My response? I started laughing. I couldn't help it. My body's deepest impulse was not to embrace her, to give a little when a 6-year-old was clearly in pain. Me? I laughed. I heard myself and caught the complexity of the situation on the face of the nurse receptionist, who was frowning. By the time we got to the car, I was mad at my daughter, scolding her for lack of 'try.'
Five days, three assessments and three X-rays later, a pediatric orthopede applied a thigh-high cast to heal her broken tibia (she'd had a splint in the days prior, while swelling receded). Adults typically break both the tibia and fibula, but Eliza had been lucky in a kid-flexible kind of way. It didn't need pins or surgery for alignment. It needed time -- 10 weeks to be exact.
As we stumbled through the first agonizing days of helping her dress, helping her turn over in bed in the night, helping her submerge backwards into a bath, her casted leg in a garbage bag, resting on the side of the tub, and helping her in and out of buildings and her kid-sized wheelchair to avoid putting weight on the leg, I felt sorry for both of us. Here was a kid with a life-altering wound. And here was her parent, with barely enough empathy to be bothered.
What the f&!?
Am I really so selfish? I am sometimes shocked how mixed my emotions are in wanting to be over and done with the sticky entrapments of parenting, like a constant pulling of my arms and legs and brain out of the thick taffy of my child's grasp and need for me.

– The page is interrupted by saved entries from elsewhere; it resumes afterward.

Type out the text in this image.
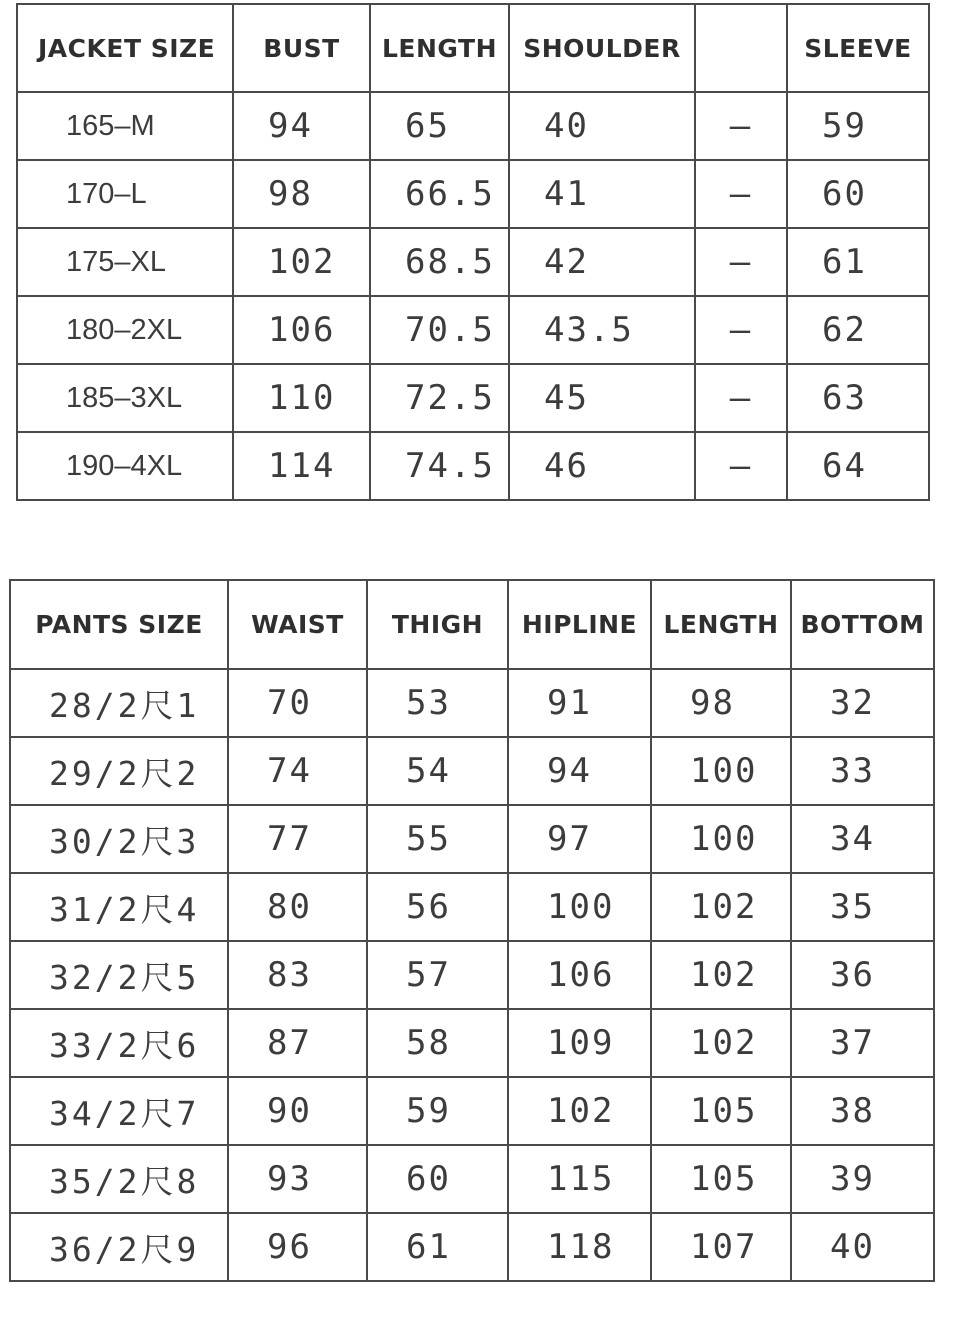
JACKET SIZE	BUST	LENGTH	SHOULDER		SLEEVE
165–M	94	65	40	—	59
170–L	98	66.5	41	—	60
175–XL	102	68.5	42	—	61
180–2XL	106	70.5	43.5	—	62
185–3XL	110	72.5	45	—	63
190–4XL	114	74.5	46	—	64
PANTS SIZE	WAIST	THIGH	HIPLINE	LENGTH	BOTTOM
28/2尺1	70	53	91	98	32
29/2尺2	74	54	94	100	33
30/2尺3	77	55	97	100	34
31/2尺4	80	56	100	102	35
32/2尺5	83	57	106	102	36
33/2尺6	87	58	109	102	37
34/2尺7	90	59	102	105	38
35/2尺8	93	60	115	105	39
36/2尺9	96	61	118	107	40
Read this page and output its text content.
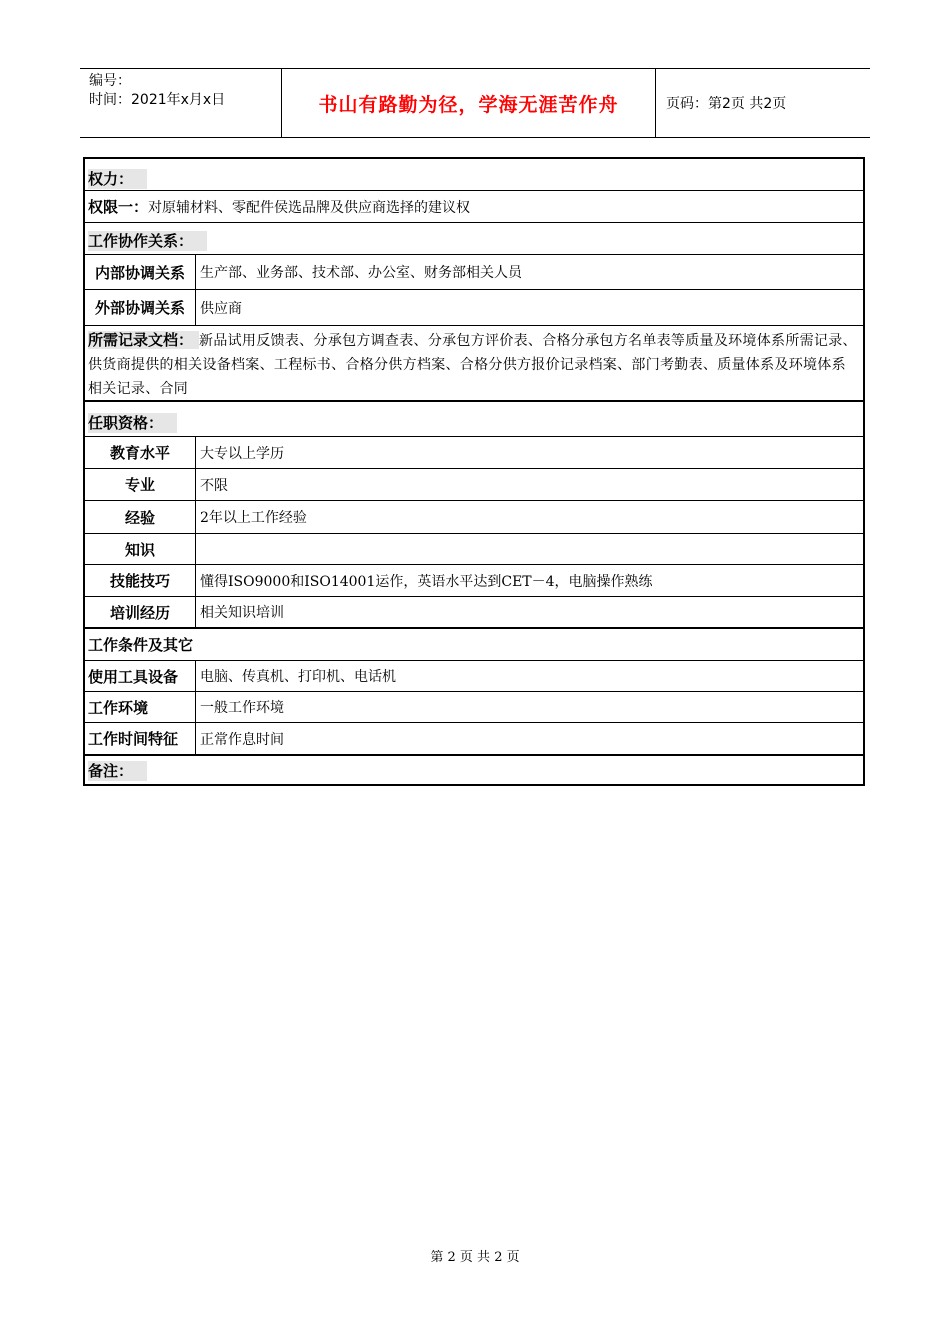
编号：
时间：2021年x月x日	书山有路勤为径，学海无涯苦作舟	页码：第2页 共2页
权力：
权限一：对原辅材料、零配件侯选品牌及供应商选择的建议权
工作协作关系：
内部协调关系	生产部、业务部、技术部、办公室、财务部相关人员
外部协调关系	供应商
所需记录文档： 新品试用反馈表、分承包方调查表、分承包方评价表、合格分承包方名单表等质量及环境体系所需记录、供货商提供的相关设备档案、工程标书、合格分供方档案、合格分供方报价记录档案、部门考勤表、质量体系及环境体系相关记录、合同
任职资格：
教育水平	大专以上学历
专业	不限
经验	2年以上工作经验
知识
技能技巧	懂得ISO9000和ISO14001运作，英语水平达到CET－4，电脑操作熟练
培训经历	相关知识培训
工作条件及其它
使用工具设备	电脑、传真机、打印机、电话机
工作环境	一般工作环境
工作时间特征	正常作息时间
备注：
第 2 页 共 2 页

A few days into 'the break,' I realized I had not apologized to my daughter for thinking, wishing, hoping her leg was not broken and that she'd tough it out. We were sitting at the kitchen table, eating dinner, she with her hot pink and purple-striped cast stuck out to the side of her chair.
"I'm sorry I didn't believe you when you told me your leg hurt so much," I said. "I'm sorry I made you walk on it." It felt like a lot to admit.
She looked at me for a couple seconds, then looked down at her plate, then looked up at me again. For her to process this without a) asking more questions in return, or b) asking me to repeat it because she wasn't listening, spoke volumes.
"That's OK, Mama," she finally responded. "You just didn't know."